However, there are legal and logistical questions about whether those fees, which could range from $660 million to $3 billion in the first year of the cap-and-trade program, could be used to build a high-speed rail line.

The revised high-speed rail proposal released Monday puts the cost of a San Francisco-to-Anaheim system at $68.4 billion and targets completion of a 520-mile network stretching from the San Francisco Bay area to Burbank by 2028.

The plan calls for merging the high-speed network with existing commuter rail lines in the Los Angeles region and San Francisco area, which will benefit from at least $1 billion in improvements.

The latest proposal refers repeatedly to the possibility of tapping money from California's new cap-and-trade program. That plan, which is set to begin in November, requires companies to buy permits from the state to offset their annual greenhouse gas emissions. It was part of California's landmark 2006 global warming law, which aims to reduce those emissions to 1990 levels by 2020.

Companies that are able to meet their emission limits — the cap — can sell credits to companies that cannot. Numerous experts have said the money funneled to the state as fees must be used to help reduce greenhouse gas emissions.

High-speed rail officials say they would only seek to use the cap-and-trade money if other funding sources come up short. So far, California has secured $3.5 billion in federal money and $9 billion in construction bonds approved by voters in 2008, which lawmakers must approve selling.

That leaves the project $55 billion short even if it comes in on budget. Republicans in Congress have signaled their desire to end all future funding for high-speed rail, private investors have yet to step forward publicly and it's unlikely California voters will approve additional borrowing for the project.

That increases the likelihood that the California High-Speed Rail Authority could turn to the cap-and-trade fund, or some other source of money, if it is to proceed with the ambitious project.

"This gives us a backstop dedicated funding stream that gives us confidence that we can go forward," said Dan Richard, chairman of the California High-Speed Rail Authority.

He said he did not know how much money the authority eventually might need from the state's cap-and-trade fees.

Rail authority spokesman Lance Simmens said 2015 is the earliest the authority would need to consider asking for cap-and-trade money.
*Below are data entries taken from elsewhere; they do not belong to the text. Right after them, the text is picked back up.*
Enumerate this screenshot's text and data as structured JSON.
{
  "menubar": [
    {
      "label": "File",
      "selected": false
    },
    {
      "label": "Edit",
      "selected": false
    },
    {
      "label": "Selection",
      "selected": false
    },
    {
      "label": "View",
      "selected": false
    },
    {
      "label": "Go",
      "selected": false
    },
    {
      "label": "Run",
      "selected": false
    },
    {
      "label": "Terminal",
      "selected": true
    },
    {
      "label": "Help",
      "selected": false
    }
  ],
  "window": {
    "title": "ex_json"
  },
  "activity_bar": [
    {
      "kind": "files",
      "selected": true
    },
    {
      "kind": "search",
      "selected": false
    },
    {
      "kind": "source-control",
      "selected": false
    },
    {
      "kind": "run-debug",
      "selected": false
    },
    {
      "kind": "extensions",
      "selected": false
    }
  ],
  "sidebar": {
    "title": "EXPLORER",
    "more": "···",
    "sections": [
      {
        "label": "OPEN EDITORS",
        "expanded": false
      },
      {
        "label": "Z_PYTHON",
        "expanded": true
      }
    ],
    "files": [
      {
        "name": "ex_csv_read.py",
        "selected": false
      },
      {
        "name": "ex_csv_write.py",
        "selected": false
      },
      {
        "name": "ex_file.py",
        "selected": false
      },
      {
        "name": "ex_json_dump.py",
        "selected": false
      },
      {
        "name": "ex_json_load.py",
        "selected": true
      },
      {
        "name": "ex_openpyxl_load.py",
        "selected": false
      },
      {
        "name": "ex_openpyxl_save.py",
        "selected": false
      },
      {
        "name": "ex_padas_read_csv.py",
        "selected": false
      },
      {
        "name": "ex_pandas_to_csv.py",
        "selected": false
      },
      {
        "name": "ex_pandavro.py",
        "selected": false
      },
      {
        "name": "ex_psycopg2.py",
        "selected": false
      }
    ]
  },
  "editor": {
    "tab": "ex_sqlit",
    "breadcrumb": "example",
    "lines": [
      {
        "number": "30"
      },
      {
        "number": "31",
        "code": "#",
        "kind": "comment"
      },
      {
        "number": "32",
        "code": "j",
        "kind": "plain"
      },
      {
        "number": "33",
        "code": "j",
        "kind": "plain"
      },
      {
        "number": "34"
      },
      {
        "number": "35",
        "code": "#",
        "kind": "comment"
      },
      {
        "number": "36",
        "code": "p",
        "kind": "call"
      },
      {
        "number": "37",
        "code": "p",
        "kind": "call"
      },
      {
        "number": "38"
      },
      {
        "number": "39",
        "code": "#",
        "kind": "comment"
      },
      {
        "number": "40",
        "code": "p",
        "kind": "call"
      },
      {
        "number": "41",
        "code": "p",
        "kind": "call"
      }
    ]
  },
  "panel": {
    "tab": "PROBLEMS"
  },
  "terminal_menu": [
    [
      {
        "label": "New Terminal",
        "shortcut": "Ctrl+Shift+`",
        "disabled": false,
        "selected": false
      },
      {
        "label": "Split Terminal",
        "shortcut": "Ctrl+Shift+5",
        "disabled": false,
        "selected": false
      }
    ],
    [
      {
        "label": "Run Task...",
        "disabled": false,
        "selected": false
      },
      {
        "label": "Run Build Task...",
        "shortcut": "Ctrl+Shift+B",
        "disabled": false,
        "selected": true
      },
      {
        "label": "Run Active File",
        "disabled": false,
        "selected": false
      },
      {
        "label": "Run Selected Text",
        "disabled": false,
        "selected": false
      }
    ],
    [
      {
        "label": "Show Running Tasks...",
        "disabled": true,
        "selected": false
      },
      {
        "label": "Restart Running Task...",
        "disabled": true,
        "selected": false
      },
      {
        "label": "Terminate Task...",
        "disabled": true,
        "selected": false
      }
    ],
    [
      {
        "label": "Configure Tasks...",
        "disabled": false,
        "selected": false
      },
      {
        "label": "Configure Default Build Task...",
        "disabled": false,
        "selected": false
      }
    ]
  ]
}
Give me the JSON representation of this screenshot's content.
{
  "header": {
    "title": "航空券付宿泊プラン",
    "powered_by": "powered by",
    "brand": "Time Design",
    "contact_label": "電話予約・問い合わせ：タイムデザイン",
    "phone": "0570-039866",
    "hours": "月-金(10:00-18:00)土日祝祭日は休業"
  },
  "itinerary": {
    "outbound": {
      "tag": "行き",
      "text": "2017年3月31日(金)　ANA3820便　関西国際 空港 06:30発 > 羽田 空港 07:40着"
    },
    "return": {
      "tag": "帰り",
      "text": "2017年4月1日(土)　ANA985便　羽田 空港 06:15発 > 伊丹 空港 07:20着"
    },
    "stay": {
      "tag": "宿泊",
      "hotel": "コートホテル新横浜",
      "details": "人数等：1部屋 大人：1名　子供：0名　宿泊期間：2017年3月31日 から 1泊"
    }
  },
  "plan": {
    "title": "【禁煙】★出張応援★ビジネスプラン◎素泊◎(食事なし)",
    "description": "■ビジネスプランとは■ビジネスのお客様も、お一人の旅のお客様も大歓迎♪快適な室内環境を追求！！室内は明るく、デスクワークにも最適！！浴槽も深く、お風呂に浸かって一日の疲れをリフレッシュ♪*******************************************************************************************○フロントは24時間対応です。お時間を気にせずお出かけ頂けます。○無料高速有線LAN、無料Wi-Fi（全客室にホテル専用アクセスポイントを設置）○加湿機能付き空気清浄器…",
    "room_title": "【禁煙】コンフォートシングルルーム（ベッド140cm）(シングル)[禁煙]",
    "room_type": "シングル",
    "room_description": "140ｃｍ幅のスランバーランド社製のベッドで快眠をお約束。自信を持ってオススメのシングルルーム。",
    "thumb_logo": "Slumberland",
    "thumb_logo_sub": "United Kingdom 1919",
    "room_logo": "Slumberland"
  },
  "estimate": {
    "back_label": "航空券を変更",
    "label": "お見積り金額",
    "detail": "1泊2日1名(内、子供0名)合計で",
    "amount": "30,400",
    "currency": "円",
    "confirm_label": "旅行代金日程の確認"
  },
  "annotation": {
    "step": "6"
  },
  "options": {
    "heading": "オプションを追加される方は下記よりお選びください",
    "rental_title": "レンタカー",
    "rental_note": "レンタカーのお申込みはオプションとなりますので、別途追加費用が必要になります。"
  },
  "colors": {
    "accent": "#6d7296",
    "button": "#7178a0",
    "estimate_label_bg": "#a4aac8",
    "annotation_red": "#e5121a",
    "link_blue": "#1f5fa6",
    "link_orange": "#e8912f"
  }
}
The beginning stages of construction are expected to be covered by the voter-approved bond money and the federal contribution.

State Sen. Joe Simitian, D-Palo Alto, a onetime supporter of the high-speed rail project who has questioned the cost and planning, called the idea of using cap-and-trade funds "interesting but speculative."

In his January budget proposal, Gov. Jerry Brown proposed spending about $500 million of an estimated $1 billion in cap-and-trade proceeds for unspecified greenhouse gas-reduction programs in the fiscal year that begins in July. But the nonpartisan Legislative Analyst's Office has cautioned that the governor may be overestimating the amount of money available to offset those costs.

California's cap-and-trade system is likely to face legal challenges, particularly from industry leaders who believe the fees are illegal or that certain utilities are receiving preferential treatment under the system.

If the credit auction proceeds as envisioned under the 2006 global warming law, the governor probably has a sound legal argument in seeking the fees for the rail project, said Rhead Enion, a fellow in environmental law and policy at the University of California, Los Angeles law school.

"The high-speed rail looks pretty good on that scale, assuming that you can make a legitimate argument that this rail could serve to reduce greenhouse gas emissions," said Enion, who co-authored a paper released this week on restrictions of the revenue from cap-and-trade auctions.

Environmental groups appeared supportive of the plan, despite questions about exactly how much money the fee will raise and how much of it could be dedicated to high-speed rail.

"High-speed rail can and should be in the mix" on spending from the cap-and-trade fund, said Alex Jackson, an attorney with the Natural Resources Defense Council in San Francisco. "It's going to be part of California's long-term strategy to account for a reduction in greenhouse gases."